Quando se falam de livros “feministas”, um dos problemas é entender mal esta última palavra, e achar-se que o que se pretende é uma espécie de desequilíbrio de género. Apesar das naturezas múltiplas que essa palavra abarca, fiquemo-nos pelo desejo de correcção histórico que se pretende na crença de quem ou em que condições certos papéis podem ser cumpridos: o de herói e o de vilão, o de monarca e de força antagónica, etc. Quem pensar que essas distribuições estão hoje resolvidas, vê mal ainda a questão e é nestes gestos, aparentemente populares, inconsequentes, “infanto-juvenis”, que se encontram as raízes de gestos verdadeiramente equilibrados e equalitários. A distribuição de representação e agência em Nimona não segue papéis distintos entre “homem” e “mulher” (e fiquemo-nos pelo binarismo), e essa é uma das suas dimensões mais interessantes.

Nimona não é uma pessoa perfeita, de forma alguma, mas nenhuma em todo este universo de personagens o é, e o mais dinâmico está na forma como todas elas vão tentando compreender não apenas as limitações das suas acções face ao espaço dos outros, como as responsabilidades que devem assmir perante as suas acções que com efeito cumprem. A relação entre Ballister e Virilha Dourada é bastante complexa e se há pelo menos uma questão que nunca fica respondida de forma cabal, essa “falha” não é um problema, mas antes uma responsabilização do próprio leitor em interpretar e contribuir para a narrativa. O mesmo se poderia dizer em relação a Nimona ela mesma, mas nesse caso há uma resolução mais clara, ainda que aberta. Stevenson, trabalhando num género leve e de uma forma quase ligeira, acaba por criar uma narrativa com uma estrutura densa, uma rede emocional particularmente complexa e uma pequena máquina que nos obriga a repensar a tal distribuição de papéis conforme os sexos.

Em termos visuais, Stevenson é muito devedora de estratégias da banda desenhada japonesa. Não no que diz respeito à figuração, cuja estilização e minimalização está mais próxima de uma longuíssima tradição de cartoonistas norte-americanos, sobretudo da imprensa editorial, com uma assinatura rápida, mas no que diz respeito à forma como estrutura a relação entre as vinhetas enquanto unidades de leitura e campos visuais.

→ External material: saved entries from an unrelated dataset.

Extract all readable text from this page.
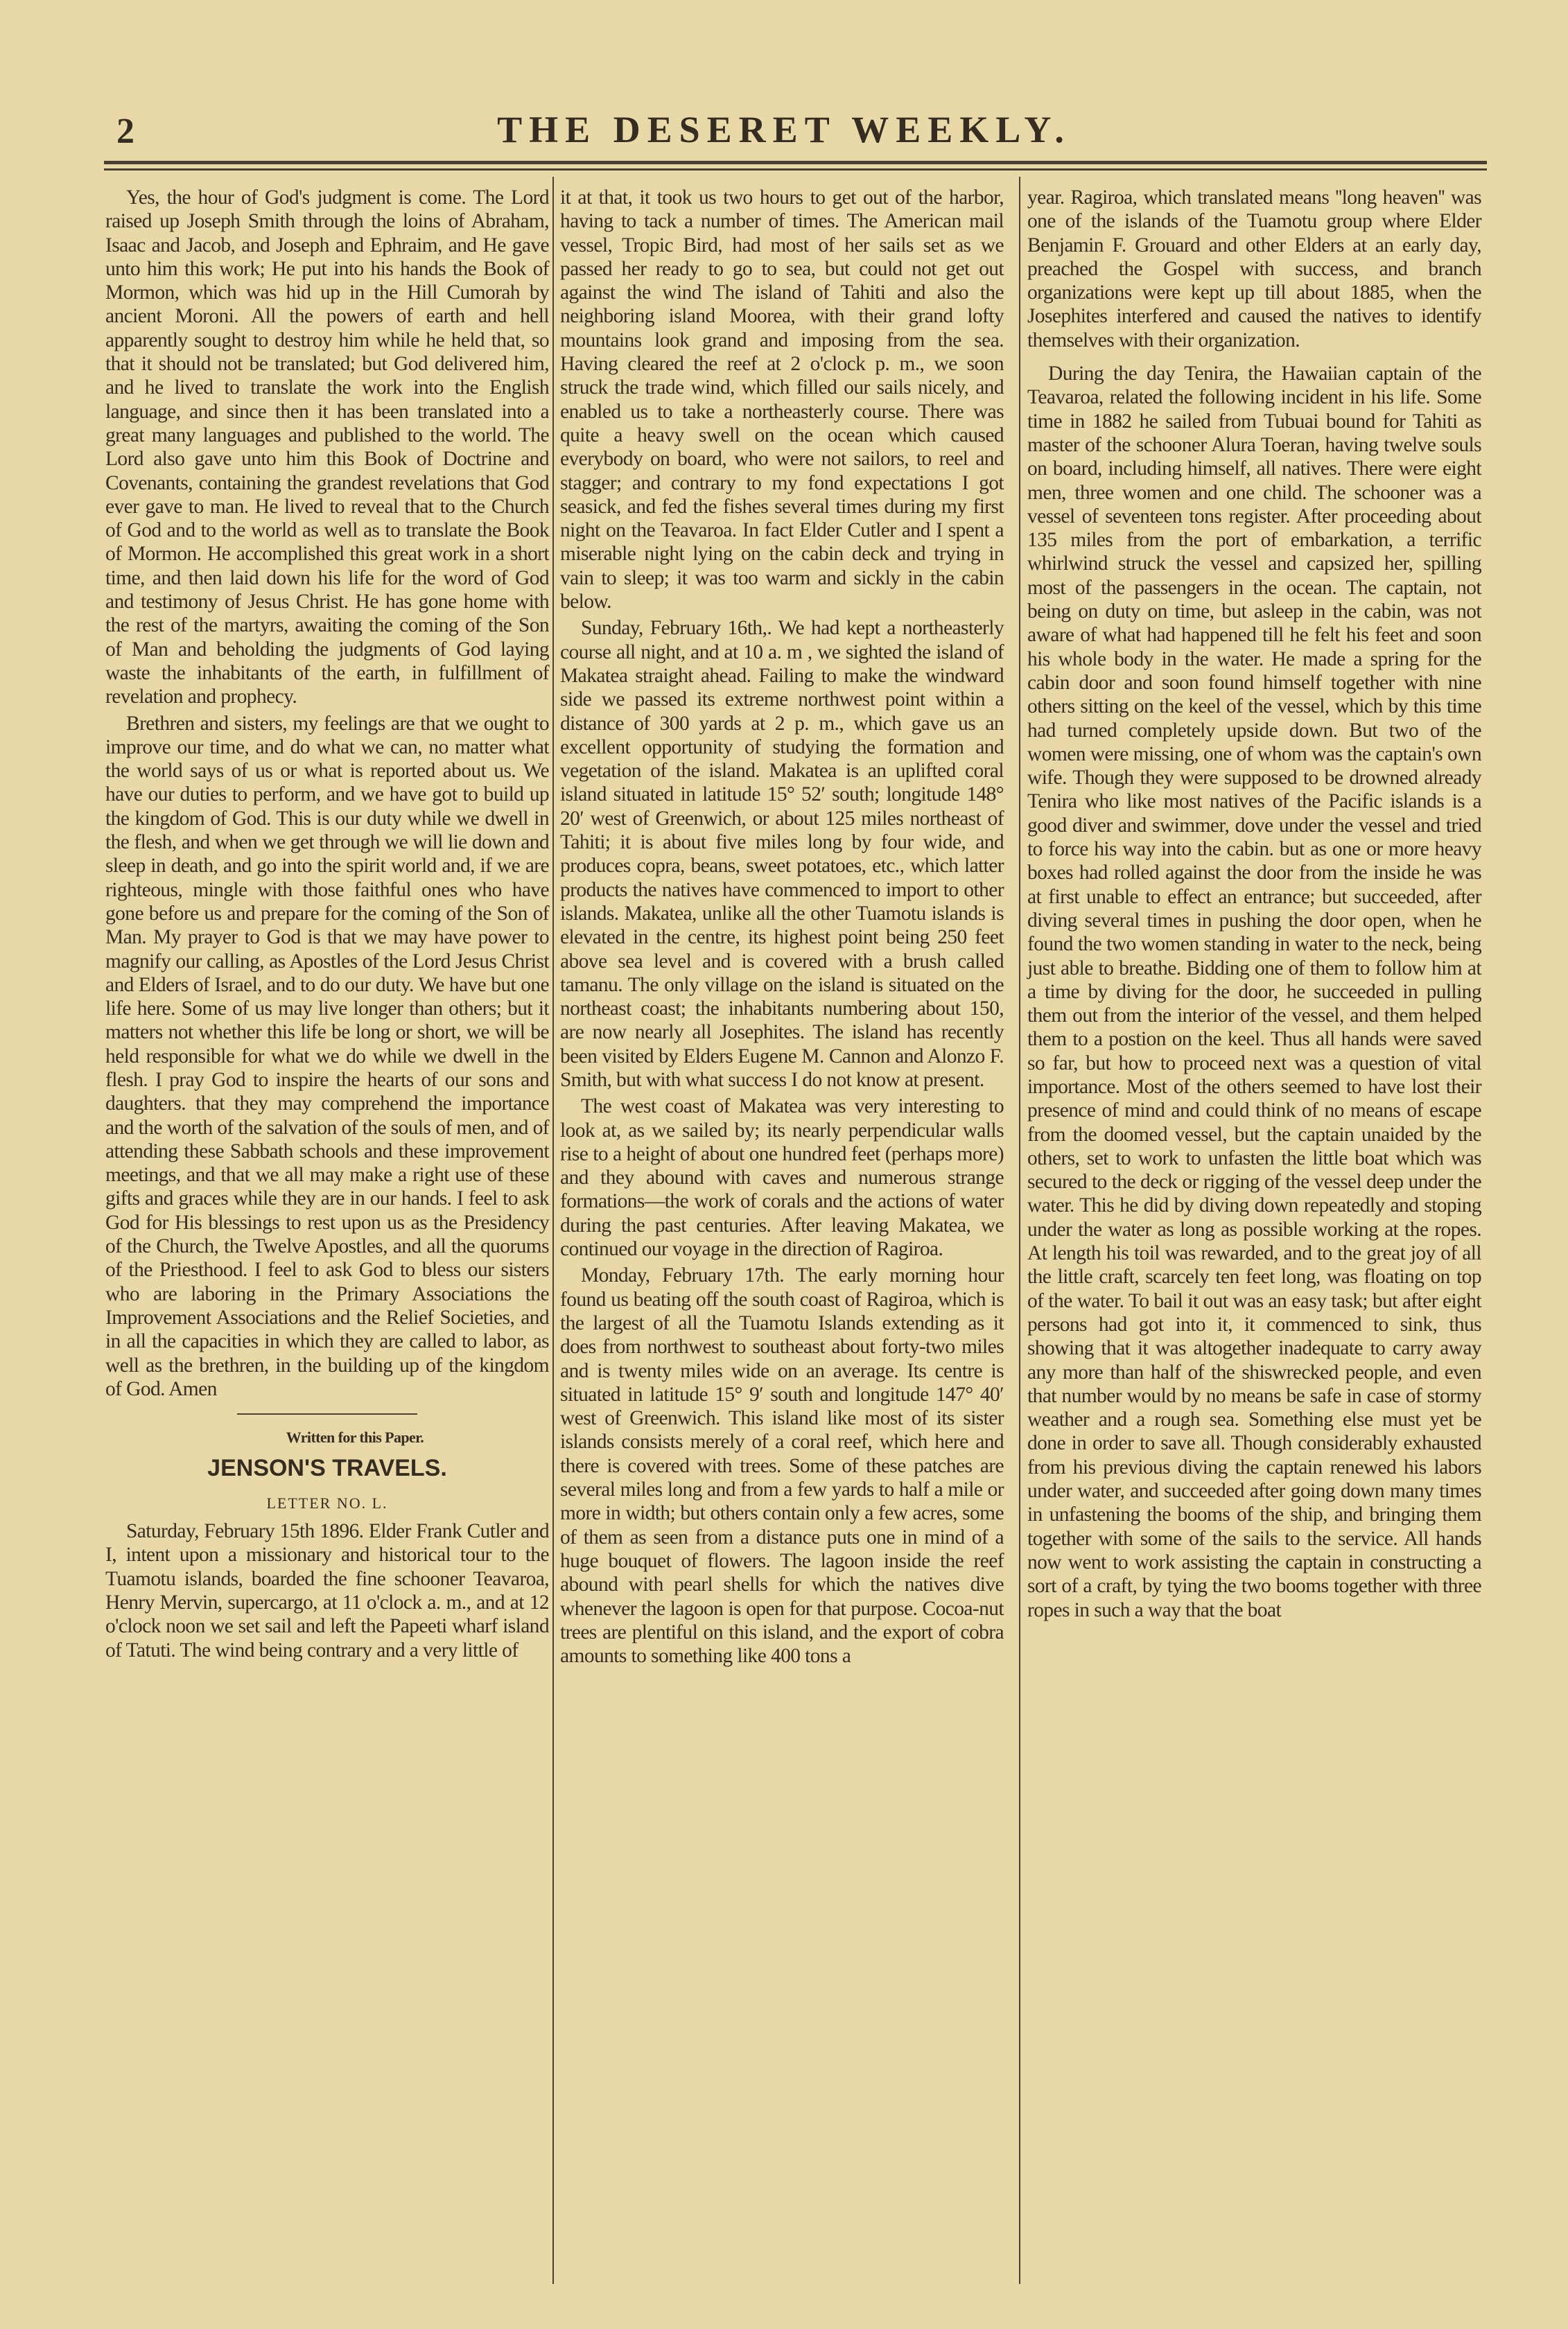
2	THE DESERET WEEKLY.

Yes, the hour of God's judgment is come. The Lord raised up Joseph Smith through the loins of Abraham, Isaac and Jacob, and Joseph and Ephraim, and He gave unto him this work; He put into his hands the Book of Mormon, which was hid up in the Hill Cumorah by ancient Moroni. All the powers of earth and hell apparently sought to destroy him while he held that, so that it should not be translated; but God delivered him, and he lived to translate the work into the English language, and since then it has been translated into a great many languages and published to the world. The Lord also gave unto him this Book of Doctrine and Covenants, containing the grandest revelations that God ever gave to man. He lived to reveal that to the Church of God and to the world as well as to translate the Book of Mormon. He accomplished this great work in a short time, and then laid down his life for the word of God and testimony of Jesus Christ. He has gone home with the rest of the martyrs, awaiting the coming of the Son of Man and beholding the judgments of God laying waste the inhabitants of the earth, in fulfillment of revelation and prophecy.

Brethren and sisters, my feelings are that we ought to improve our time, and do what we can, no matter what the world says of us or what is reported about us. We have our duties to perform, and we have got to build up the kingdom of God. This is our duty while we dwell in the flesh, and when we get through we will lie down and sleep in death, and go into the spirit world and, if we are righteous, mingle with those faithful ones who have gone before us and prepare for the coming of the Son of Man. My prayer to God is that we may have power to magnify our calling, as Apostles of the Lord Jesus Christ and Elders of Israel, and to do our duty. We have but one life here. Some of us may live longer than others; but it matters not whether this life be long or short, we will be held responsible for what we do while we dwell in the flesh. I pray God to inspire the hearts of our sons and daughters. that they may comprehend the importance and the worth of the salvation of the souls of men, and of attending these Sabbath schools and these improvement meetings, and that we all may make a right use of these gifts and graces while they are in our hands. I feel to ask God for His blessings to rest upon us as the Presidency of the Church, the Twelve Apostles, and all the quorums of the Priesthood. I feel to ask God to bless our sisters who are laboring in the Primary Associations the Improvement Associations and the Relief Societies, and in all the capacities in which they are called to labor, as well as the brethren, in the building up of the kingdom of God. Amen

Written for this Paper.

JENSON'S TRAVELS.

LETTER NO. L.

Saturday, February 15th 1896. Elder Frank Cutler and I, intent upon a missionary and historical tour to the Tuamotu islands, boarded the fine schooner Teavaroa, Henry Mervin, supercargo, at 11 o'clock a. m., and at 12 o'clock noon we set sail and left the Papeeti wharf island of Tatuti. The wind being contrary and a very little of

it at that, it took us two hours to get out of the harbor, having to tack a number of times. The American mail vessel, Tropic Bird, had most of her sails set as we passed her ready to go to sea, but could not get out against the wind The island of Tahiti and also the neighboring island Moorea, with their grand lofty mountains look grand and imposing from the sea. Having cleared the reef at 2 o'clock p. m., we soon struck the trade wind, which filled our sails nicely, and enabled us to take a northeasterly course. There was quite a heavy swell on the ocean which caused everybody on board, who were not sailors, to reel and stagger; and contrary to my fond expectations I got seasick, and fed the fishes several times during my first night on the Teavaroa. In fact Elder Cutler and I spent a miserable night lying on the cabin deck and trying in vain to sleep; it was too warm and sickly in the cabin below.

Sunday, February 16th,. We had kept a northeasterly course all night, and at 10 a. m , we sighted the island of Makatea straight ahead. Failing to make the windward side we passed its extreme northwest point within a distance of 300 yards at 2 p. m., which gave us an excellent opportunity of studying the formation and vegetation of the island. Makatea is an uplifted coral island situated in latitude 15° 52′ south; longitude 148° 20′ west of Greenwich, or about 125 miles northeast of Tahiti; it is about five miles long by four wide, and produces copra, beans, sweet potatoes, etc., which latter products the natives have commenced to import to other islands. Makatea, unlike all the other Tuamotu islands is elevated in the centre, its highest point being 250 feet above sea level and is covered with a brush called tamanu. The only village on the island is situated on the northeast coast; the inhabitants numbering about 150, are now nearly all Josephites. The island has recently been visited by Elders Eugene M. Cannon and Alonzo F. Smith, but with what success I do not know at present.

The west coast of Makatea was very interesting to look at, as we sailed by; its nearly perpendicular walls rise to a height of about one hundred feet (perhaps more) and they abound with caves and numerous strange formations—the work of corals and the actions of water during the past centuries. After leaving Makatea, we continued our voyage in the direction of Ragiroa.

Monday, February 17th. The early morning hour found us beating off the south coast of Ragiroa, which is the largest of all the Tuamotu Islands extending as it does from northwest to southeast about forty-two miles and is twenty miles wide on an average. Its centre is situated in latitude 15° 9′ south and longitude 147° 40′ west of Greenwich. This island like most of its sister islands consists merely of a coral reef, which here and there is covered with trees. Some of these patches are several miles long and from a few yards to half a mile or more in width; but others contain only a few acres, some of them as seen from a distance puts one in mind of a huge bouquet of flowers. The lagoon inside the reef abound with pearl shells for which the natives dive whenever the lagoon is open for that purpose. Cocoa-nut trees are plentiful on this island, and the export of cobra amounts to something like 400 tons a

year. Ragiroa, which translated means ''long heaven'' was one of the islands of the Tuamotu group where Elder Benjamin F. Grouard and other Elders at an early day, preached the Gospel with success, and branch organizations were kept up till about 1885, when the Josephites interfered and caused the natives to identify themselves with their organization.

During the day Tenira, the Hawaiian captain of the Teavaroa, related the following incident in his life. Some time in 1882 he sailed from Tubuai bound for Tahiti as master of the schooner Alura Toeran, having twelve souls on board, including himself, all natives. There were eight men, three women and one child. The schooner was a vessel of seventeen tons register. After proceeding about 135 miles from the port of embarkation, a terrific whirlwind struck the vessel and capsized her, spilling most of the passengers in the ocean. The captain, not being on duty on time, but asleep in the cabin, was not aware of what had happened till he felt his feet and soon his whole body in the water. He made a spring for the cabin door and soon found himself together with nine others sitting on the keel of the vessel, which by this time had turned completely upside down. But two of the women were missing, one of whom was the captain's own wife. Though they were supposed to be drowned already Tenira who like most natives of the Pacific islands is a good diver and swimmer, dove under the vessel and tried to force his way into the cabin. but as one or more heavy boxes had rolled against the door from the inside he was at first unable to effect an entrance; but succeeded, after diving several times in pushing the door open, when he found the two women standing in water to the neck, being just able to breathe. Bidding one of them to follow him at a time by diving for the door, he succeeded in pulling them out from the interior of the vessel, and them helped them to a postion on the keel. Thus all hands were saved so far, but how to proceed next was a question of vital importance. Most of the others seemed to have lost their presence of mind and could think of no means of escape from the doomed vessel, but the captain unaided by the others, set to work to unfasten the little boat which was secured to the deck or rigging of the vessel deep under the water. This he did by diving down repeatedly and stoping under the water as long as possible working at the ropes. At length his toil was rewarded, and to the great joy of all the little craft, scarcely ten feet long, was floating on top of the water. To bail it out was an easy task; but after eight persons had got into it, it commenced to sink, thus showing that it was altogether inadequate to carry away any more than half of the shiswrecked people, and even that number would by no means be safe in case of stormy weather and a rough sea. Something else must yet be done in order to save all. Though considerably exhausted from his previous diving the captain renewed his labors under water, and succeeded after going down many times in unfastening the booms of the ship, and bringing them together with some of the sails to the service. All hands now went to work assisting the captain in constructing a sort of a craft, by tying the two booms together with three ropes in such a way that the boat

Tendo um formato de livro, a composição de páginas bebe de uma estrutura tipificada de grelhas irregulares de 6 vinhetas em média, com muitas variações expressivas e consequentes, mas diminuindo os cenários a cores ou breves traços, impelindo a leitura de uma forma contínua e marcada. A divisão em capítulos pareceria desnecessária, mas tem tanto a ver com a sua origem (começou como um projecto online) como ajuda a reforçar as “elipses” entre cada momento mais alargado.

Nimona é, enfim, um contributo significativo na francamente cada vez mais diversa oferta de banda desenhada em Portugal, que procura demonstrar como a qualidade não se encontra no cumprimento de géneros ou estilos mais normativos, mas antes em experiências muitas vezes mais especificadas em termos de instrumentos e até leitores. Uma obra acabada e inteligente para um público mais jovem, um livro que não tem receio de debater temas mais difíceis através de fantasias leves, e que responsabiliza o leitor a compreender os valores em questão, talvez não seja o livro ideal a quem quer a papa feita, mas sê-lo-á sem dúvida a quem tenha coragem de pensar sozinho, ainda que mais corajoso ainda de ouvir os outros. Tal qual Nimona o faz.

Um outro aspecto interessante seria analisar como, mais uma vez, um projecto que começou em webcomic ganha maior “sucesso” na sua instância material e livresca e como esse negócio “apaga” a sua vida anterior online. Essa dimensão económica e negocial, porém, poderá ser estudada por pessoas munidas de melhores instrumentos que os nossos.

Nota final: agradecimentos à editora, pela oferta do livro. Imagens colhidas na internet.